Los Angeles has been a huge motivator to start pursuing my own projects. Trying new things. Being adventurous. Rediscovering the creativity that I thought had been stamped out of me. And it has been really flippin’ awesome.
Even though my time in New York was a low point, in many ways, I was lucky. It was a situational sadness. Changing my environment was enough to make the big mess of bad things seem more manageable, to help me get back in charge. I was also lucky because my brain and my body don’t actively work against me most days. What I experienced was enough to realize just how hard things can be for people who do live with that regular struggle thanks to depression, anxiety, bipolar disorder, and the many other conditions under the mental health umbrella.
So I’d like to take this opportunity to say two things.
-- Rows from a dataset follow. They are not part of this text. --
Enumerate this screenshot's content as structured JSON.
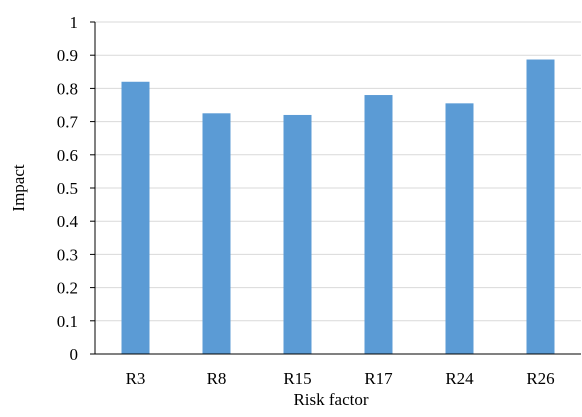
{
  "chart_data": {
    "type": "bar",
    "title": "",
    "xlabel": "Risk factor",
    "ylabel": "Impact",
    "categories": [
      "R3",
      "R8",
      "R15",
      "R17",
      "R24",
      "R26"
    ],
    "values": [
      0.82,
      0.725,
      0.72,
      0.78,
      0.755,
      0.887
    ],
    "ylim": [
      0,
      1
    ],
    "yticks": [
      "0",
      "0.1",
      "0.2",
      "0.3",
      "0.4",
      "0.5",
      "0.6",
      "0.7",
      "0.8",
      "0.9",
      "1"
    ],
    "grid": true,
    "legend": "none",
    "bar_color": "#5B9BD5",
    "grid_color": "#D9D9D9",
    "axis_color": "#000000"
  }
}
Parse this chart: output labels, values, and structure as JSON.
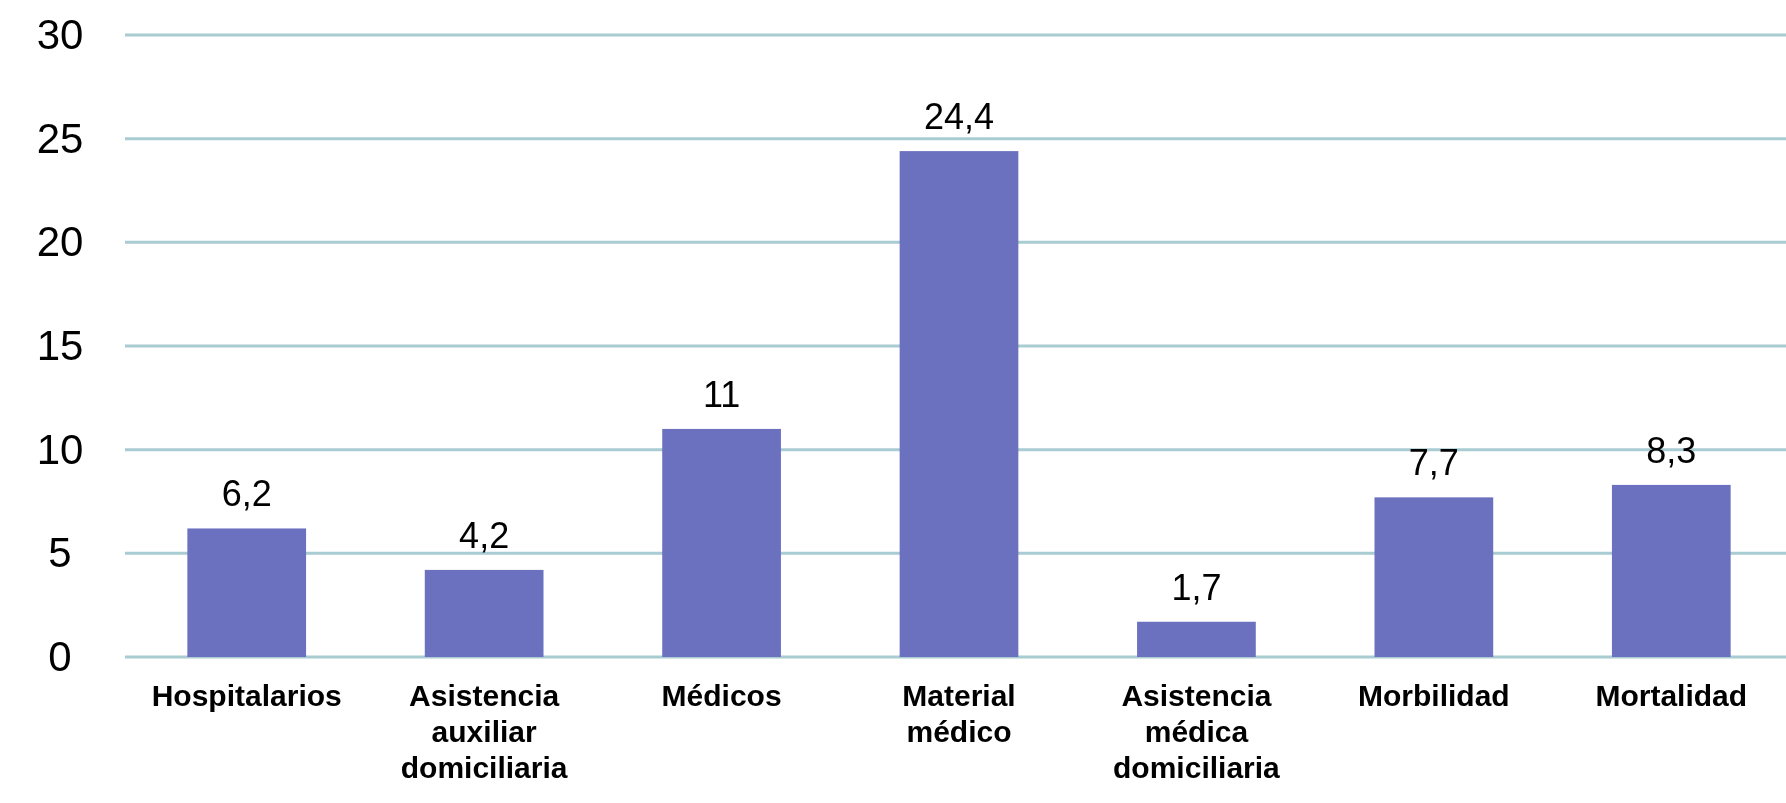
{
  "chart_data": {
    "type": "bar",
    "categories": [
      "Hospitalarios",
      "Asistencia auxiliar domiciliaria",
      "Médicos",
      "Material médico",
      "Asistencia médica domiciliaria",
      "Morbilidad",
      "Mortalidad"
    ],
    "values": [
      6.2,
      4.2,
      11,
      24.4,
      1.7,
      7.7,
      8.3
    ],
    "value_labels": [
      "6,2",
      "4,2",
      "11",
      "24,4",
      "1,7",
      "7,7",
      "8,3"
    ],
    "color": "#6b70bf",
    "ylim": [
      0,
      30
    ],
    "yticks": [
      0,
      5,
      10,
      15,
      20,
      25,
      30
    ],
    "grid": "y"
  }
}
First, if someone you know is living the fight for their own mental health, then give them a hug, a chocolate bar, a gold star, something. If they’re making it through the day, they’ve probably earned it.
Second, change is scary. But change can also be good. Obviously, moving to L.A. will not magically solve your problems. (In fact, it’d probably further exacerbate the whole drought thing.) But even a smaller, less drastic change can shift your thinking or boost your spirits.
Make a change when you need it. Ask for help when you need it. You got this.